Mud pies? Awesome. Go play. Dinosaurs? Awesome! Sharks? Great!
I was not restricted to dance classes and sewing.
I was told that I could wear jeans and a t-shirt and still be a girl. I didn’t have to wear a ton of makeup or wear heels everywhere. I was still a woman. And it was okay. And it was okay to like those things or enjoy sports. It didn’t make me less woman.
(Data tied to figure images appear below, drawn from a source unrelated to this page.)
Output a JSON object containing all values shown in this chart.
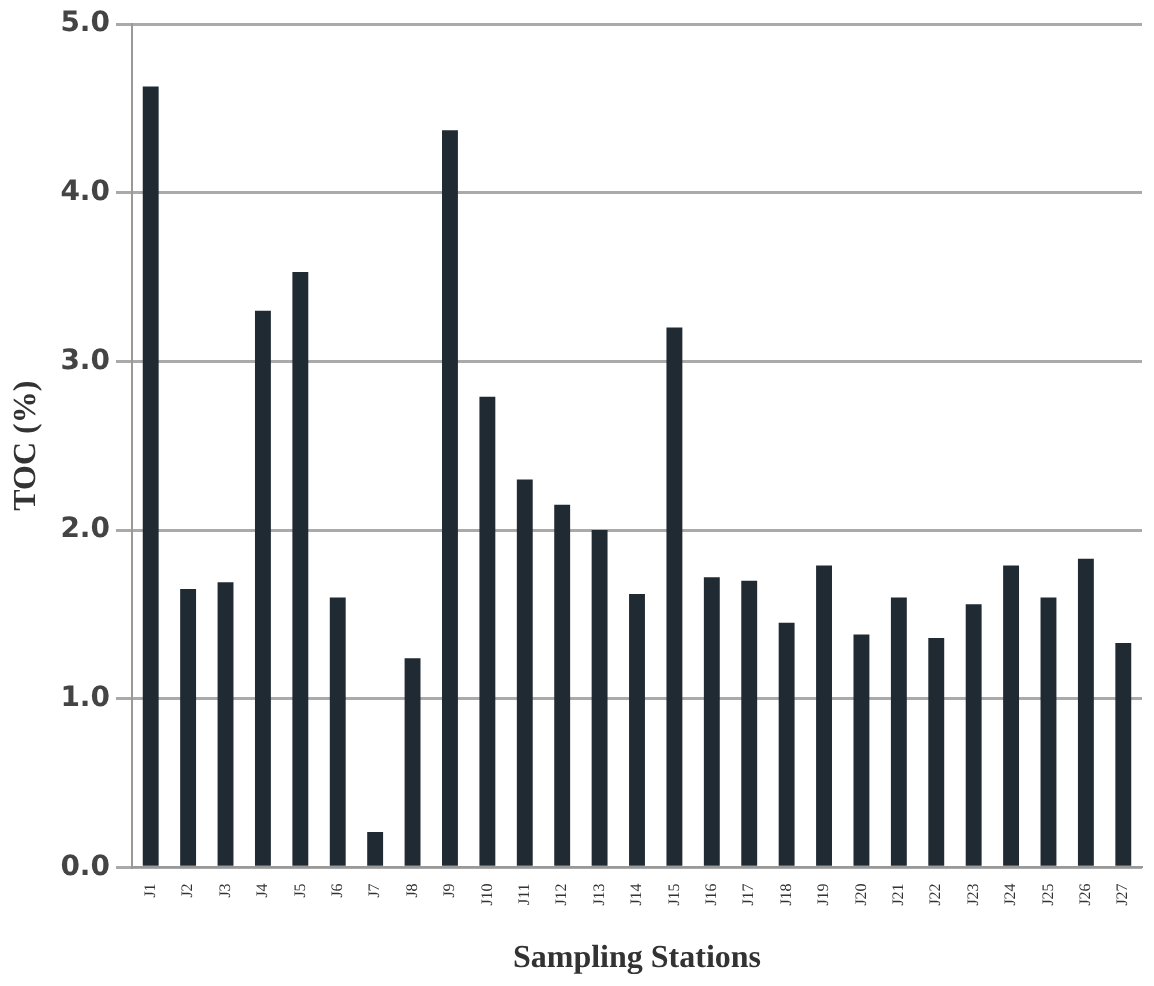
{
  "chart_data": {
    "type": "bar",
    "xlabel": "Sampling Stations",
    "ylabel": "TOC (%)",
    "categories": [
      "J1",
      "J2",
      "J3",
      "J4",
      "J5",
      "J6",
      "J7",
      "J8",
      "J9",
      "J10",
      "J11",
      "J12",
      "J13",
      "J14",
      "J15",
      "J16",
      "J17",
      "J18",
      "J19",
      "J20",
      "J21",
      "J22",
      "J23",
      "J24",
      "J25",
      "J26",
      "J27"
    ],
    "values": [
      4.63,
      1.65,
      1.69,
      3.3,
      3.53,
      1.6,
      0.21,
      1.24,
      4.37,
      2.79,
      2.3,
      2.15,
      2.0,
      1.62,
      3.2,
      1.72,
      1.7,
      1.45,
      1.79,
      1.38,
      1.6,
      1.36,
      1.56,
      1.79,
      1.6,
      1.83,
      1.33
    ],
    "color": "#1f2a33",
    "ylim": [
      0,
      5
    ],
    "yticks": [
      {
        "value": 0,
        "label": "0.0"
      },
      {
        "value": 1,
        "label": "1.0"
      },
      {
        "value": 2,
        "label": "2.0"
      },
      {
        "value": 3,
        "label": "3.0"
      },
      {
        "value": 4,
        "label": "4.0"
      },
      {
        "value": 5,
        "label": "5.0"
      }
    ],
    "grid": "y"
  }
}
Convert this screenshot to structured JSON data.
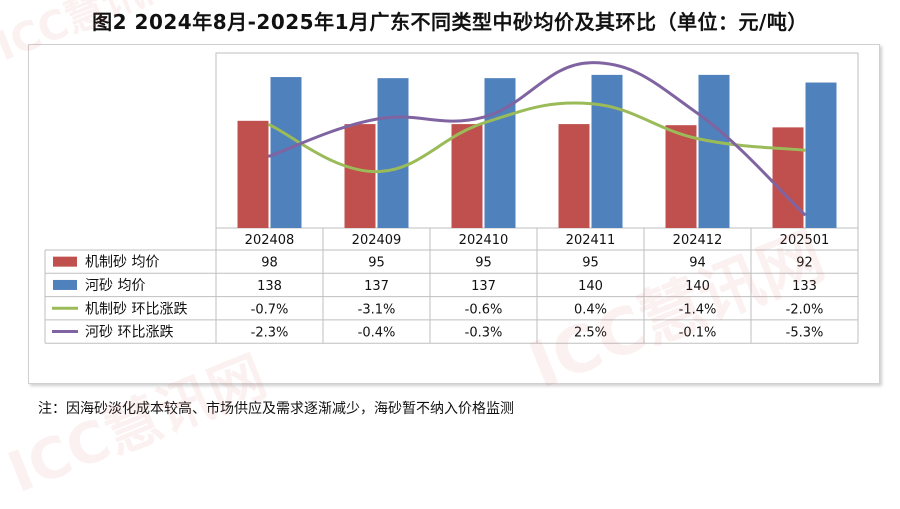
{
  "title": "图2 2024年8月-2025年1月广东不同类型中砂均价及其环比（单位：元/吨）",
  "note": "注：因海砂淡化成本较高、市场供应及需求逐渐减少，海砂暂不纳入价格监测",
  "watermark": "ICC慧讯网",
  "colors": {
    "bar_red": "#c0504d",
    "bar_blue": "#4f81bd",
    "line_green": "#9bbb59",
    "line_purple": "#8064a2",
    "grid": "#bfbfbf"
  },
  "chart_data": {
    "type": "bar",
    "categories": [
      "202408",
      "202409",
      "202410",
      "202411",
      "202412",
      "202501"
    ],
    "series": [
      {
        "name": "机制砂 均价",
        "type": "bar",
        "values": [
          98,
          95,
          95,
          95,
          94,
          92
        ],
        "labels": [
          "98",
          "95",
          "95",
          "95",
          "94",
          "92"
        ]
      },
      {
        "name": "河砂 均价",
        "type": "bar",
        "values": [
          138,
          137,
          137,
          140,
          140,
          133
        ],
        "labels": [
          "138",
          "137",
          "137",
          "140",
          "140",
          "133"
        ]
      },
      {
        "name": "机制砂 环比涨跌",
        "type": "line",
        "values": [
          -0.7,
          -3.1,
          -0.6,
          0.4,
          -1.4,
          -2.0
        ],
        "labels": [
          "-0.7%",
          "-3.1%",
          "-0.6%",
          "0.4%",
          "-1.4%",
          "-2.0%"
        ]
      },
      {
        "name": "河砂 环比涨跌",
        "type": "line",
        "values": [
          -2.3,
          -0.4,
          -0.3,
          2.5,
          -0.1,
          -5.3
        ],
        "labels": [
          "-2.3%",
          "-0.4%",
          "-0.3%",
          "2.5%",
          "-0.1%",
          "-5.3%"
        ]
      }
    ],
    "bar_axis": {
      "min": 0,
      "max": 160
    },
    "line_axis": {
      "min": -6,
      "max": 3
    },
    "data_table": true,
    "grid": false
  }
}
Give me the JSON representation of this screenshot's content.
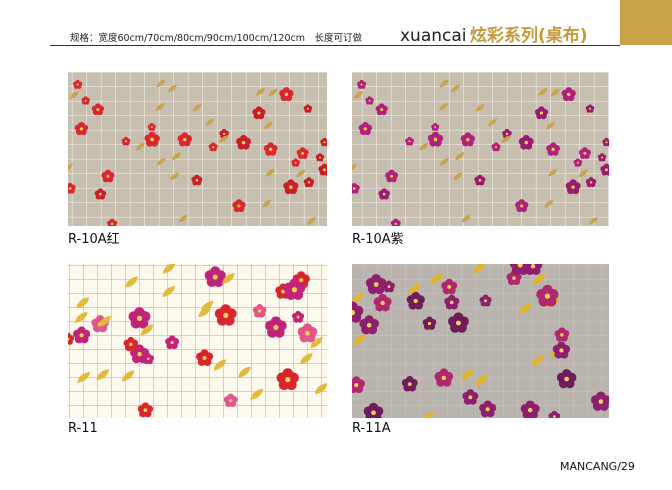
{
  "header": {
    "spec": "规格：宽度60cm/70cm/80cm/90cm/100cm/120cm　长度可订做",
    "brand": "xuancai",
    "series": "炫彩系列(桌布)"
  },
  "products": [
    {
      "code": "R-10A红"
    },
    {
      "code": "R-10A紫"
    },
    {
      "code": "R-11"
    },
    {
      "code": "R-11A"
    }
  ],
  "footer": {
    "page": "MANCANG/29"
  }
}
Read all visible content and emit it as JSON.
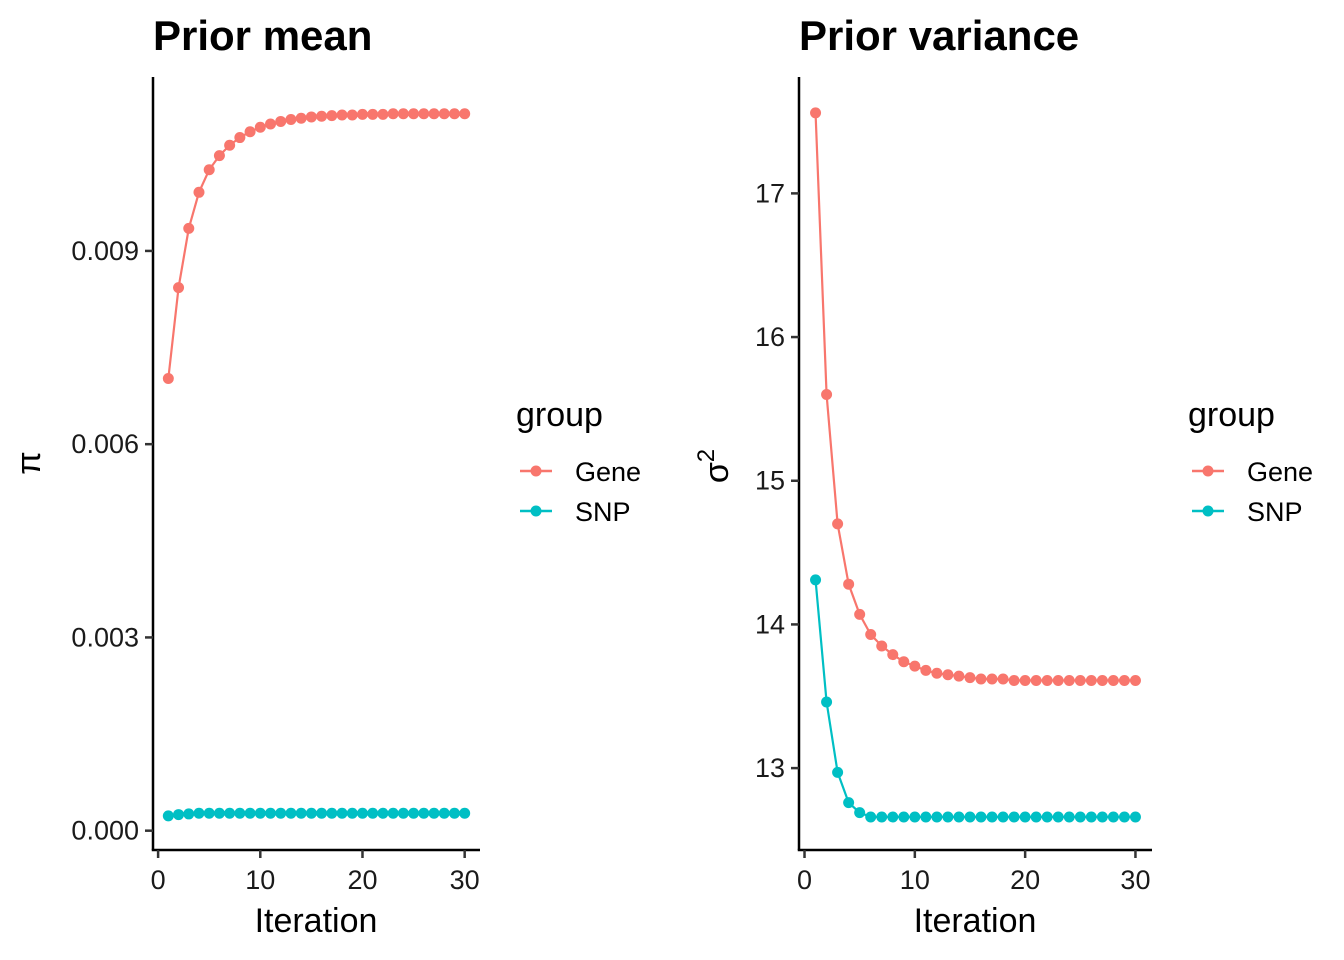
{
  "colors": {
    "Gene": "#F8766D",
    "SNP": "#00BFC4"
  },
  "chart_data": [
    {
      "type": "line",
      "title": "Prior mean",
      "xlabel": "Iteration",
      "ylabel": "π",
      "x": [
        1,
        2,
        3,
        4,
        5,
        6,
        7,
        8,
        9,
        10,
        11,
        12,
        13,
        14,
        15,
        16,
        17,
        18,
        19,
        20,
        21,
        22,
        23,
        24,
        25,
        26,
        27,
        28,
        29,
        30
      ],
      "xlim": [
        -0.5,
        31.5
      ],
      "ylim": [
        -0.0003,
        0.0117
      ],
      "xticks": [
        0,
        10,
        20,
        30
      ],
      "xtick_labels": [
        "0",
        "10",
        "20",
        "30"
      ],
      "yticks": [
        0,
        0.003,
        0.006,
        0.009
      ],
      "ytick_labels": [
        "0.000",
        "0.003",
        "0.006",
        "0.009"
      ],
      "legend": {
        "title": "group",
        "position": "right",
        "entries": [
          "Gene",
          "SNP"
        ]
      },
      "grid": false,
      "series": [
        {
          "name": "Gene",
          "values": [
            0.00702,
            0.00843,
            0.00935,
            0.00991,
            0.01026,
            0.01048,
            0.01064,
            0.01076,
            0.01085,
            0.01092,
            0.01097,
            0.01101,
            0.01104,
            0.01106,
            0.01108,
            0.01109,
            0.0111,
            0.01111,
            0.01111,
            0.01112,
            0.01112,
            0.01112,
            0.01113,
            0.01113,
            0.01113,
            0.01113,
            0.01113,
            0.01113,
            0.01113,
            0.01113
          ]
        },
        {
          "name": "SNP",
          "values": [
            0.00023,
            0.00025,
            0.00026,
            0.00027,
            0.00027,
            0.00027,
            0.00027,
            0.00027,
            0.00027,
            0.00027,
            0.00027,
            0.00027,
            0.00027,
            0.00027,
            0.00027,
            0.00027,
            0.00027,
            0.00027,
            0.00027,
            0.00027,
            0.00027,
            0.00027,
            0.00027,
            0.00027,
            0.00027,
            0.00027,
            0.00027,
            0.00027,
            0.00027,
            0.00027
          ]
        }
      ]
    },
    {
      "type": "line",
      "title": "Prior variance",
      "xlabel": "Iteration",
      "ylabel": "σ",
      "ylabel_superscript": "2",
      "x": [
        1,
        2,
        3,
        4,
        5,
        6,
        7,
        8,
        9,
        10,
        11,
        12,
        13,
        14,
        15,
        16,
        17,
        18,
        19,
        20,
        21,
        22,
        23,
        24,
        25,
        26,
        27,
        28,
        29,
        30
      ],
      "xlim": [
        -0.5,
        31.5
      ],
      "ylim": [
        12.43,
        17.81
      ],
      "xticks": [
        0,
        10,
        20,
        30
      ],
      "xtick_labels": [
        "0",
        "10",
        "20",
        "30"
      ],
      "yticks": [
        13,
        14,
        15,
        16,
        17
      ],
      "ytick_labels": [
        "13",
        "14",
        "15",
        "16",
        "17"
      ],
      "legend": {
        "title": "group",
        "position": "right",
        "entries": [
          "Gene",
          "SNP"
        ]
      },
      "grid": false,
      "series": [
        {
          "name": "Gene",
          "values": [
            17.56,
            15.6,
            14.7,
            14.28,
            14.07,
            13.93,
            13.85,
            13.79,
            13.74,
            13.71,
            13.68,
            13.66,
            13.65,
            13.64,
            13.63,
            13.62,
            13.62,
            13.62,
            13.61,
            13.61,
            13.61,
            13.61,
            13.61,
            13.61,
            13.61,
            13.61,
            13.61,
            13.61,
            13.61,
            13.61
          ]
        },
        {
          "name": "SNP",
          "values": [
            14.31,
            13.46,
            12.97,
            12.76,
            12.69,
            12.66,
            12.66,
            12.66,
            12.66,
            12.66,
            12.66,
            12.66,
            12.66,
            12.66,
            12.66,
            12.66,
            12.66,
            12.66,
            12.66,
            12.66,
            12.66,
            12.66,
            12.66,
            12.66,
            12.66,
            12.66,
            12.66,
            12.66,
            12.66,
            12.66
          ]
        }
      ]
    }
  ]
}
I fear more for the next generation of kids. Our kids’ kids. They’re being told that those things are a sign that you’re in the wrong body, that you should feel wrong in your body. Not that it is normal to be inconvenienced and irritated by hormonal shifts, boobs that grow and hurt and get in the way, and that time of the month always being right in the middle of something important that you need to do. They’re being told that not being completely delighted with all of these things means that somehow, secretly, they’re male.
I worry about that.
And at the end of the day, even if I wanted to be male (which I don’t, regardless of how manly I may or may not be), I can’t presume to know what that experience is. I could flatten my chest, cut my hair, and pack so that I could pass in public. I could take hormones and grow a beard. But I would still never know what it is like to wake up in the morning with my little buddy having ideas of what I was going to be doing in the next few minutes. I would still never know what it is like to grow up and develop like other boys (or not as other boys) and deal with male aggression/social issues. I would still never know what it felt like to get kicked in the balls. I can imagine. But I would never know.
And so, I just accept that I’m who I am. I am a woman. I might be a manly woman. But not always. Sometimes I’m more of a girly girl. Depends on the day. But that’s freakin’ okay.
We are allowed. No one is the perfect example of male/female. No one has to be in order to be their birth sex.